By applying multiple SDC assays of different concentrations, samples containing digoxin of unknown concentration can be determined within 30 min of analysis time. Utilizing the application of multiple assays around the concentration range of interest, an estimate of the digoxin concentration in an unknown sample can be obtained. If more assays with a shift in the desired concentration range are applied, a more precise concentration assessment will be obtained. The detection limit for the three-assay setup shown was 10 nM of digoxin, as this is the concentration where a slight shift in the equilibrium of one of the assays was obtained. The concentration range for the three-assay setup shown in
Figure 8 is from 10 nM to 100 nM digoxin. At concentrations above 100 nM, all three assays were almost completely saturated. It is worth noting that the uncertainties for a specific concentration of digoxin were not overlapping between any of the three assays when analyzing the concentration range. It is also worth noting that the results indicate that four times the concentration of digoxin compared to the assay is needed to fully saturate the assay.
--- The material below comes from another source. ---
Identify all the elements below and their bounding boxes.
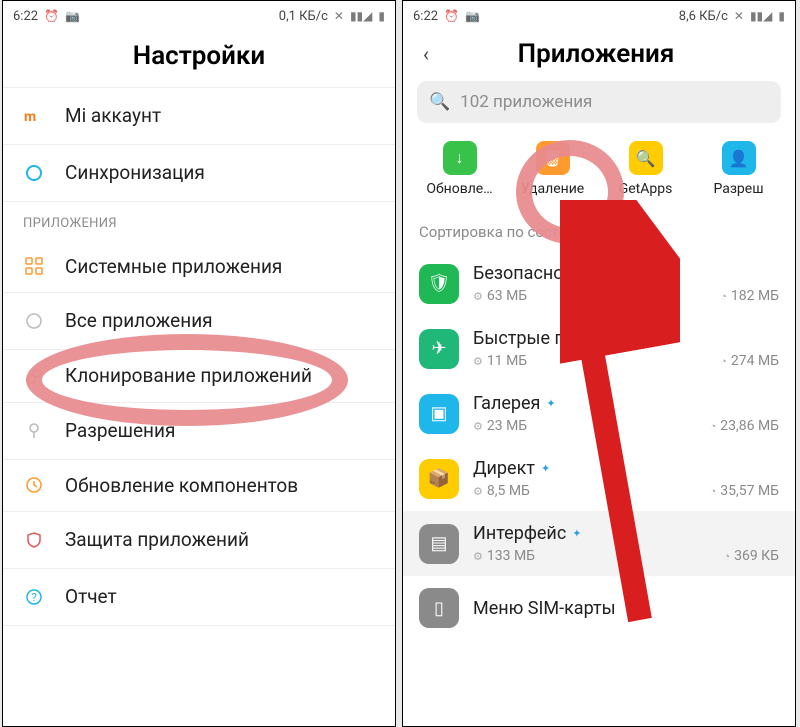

Finally, we tested the assay for the detection of digoxin in human plasma spiked with digoxin, and we compared the results to the detection in a buffered system (
Figure 9). The human blood samples were centrifuged to remove red- and white blood cells, after which the plasma was spiked with digoxin. As revealed in
Figure 9, the assay had similar sensitivity to digoxin in plasma (≥56%) and in buffer. One of the inherent advantages of the SDC assay is that changes in the environment such as buffer, temperature, etc. had similar effects on both sides of the equilibrium, and hence the assay is robust towards detection in complex matrices under various conditions. Detection in plasma can often be a problem in FRET-based systems due to the autofluorescence arising from biomolecules, but this problem was not observed in our assay due to the excitation at a high wavelength (550 nm) (
Figure S2).
It was attempted to detect digoxin at lower concentration to reach the relevant therapeutic range of digoxin in blood of 1.2–2 nM [
31]. However, when decreasing the concentration of the assay, the sensitivity of the FRET readout in the 30 min assay did not allow precise detection below 10 nM. However, we were able to detect digoxin in the therapeutic range with an overnight readout. As shown in
Figure 10a, the 2 nM assay exhibited a large shift in FRET between 1 nM and 2 nM of digoxin, which makes this assay suitable for detection of digoxin in the therapeutic range. The 2 nM assay was compared to a 20 nM assay with overnight detection (
Figure 10b). Limits of detection (LODs) were calculated for both detection within 30 min and overnight detection (see
Supplementary Materials for calculations). The LOD for 30 min detection was calculated to be 8.2 nM, while the LOD for overnight detection was calculated to be 1.08 nM. This correlates well with the findings that in the current 30 min detection setup we were not able to detect concentrations within the therapeutic index, but we were able to measure such low concentrations overnight.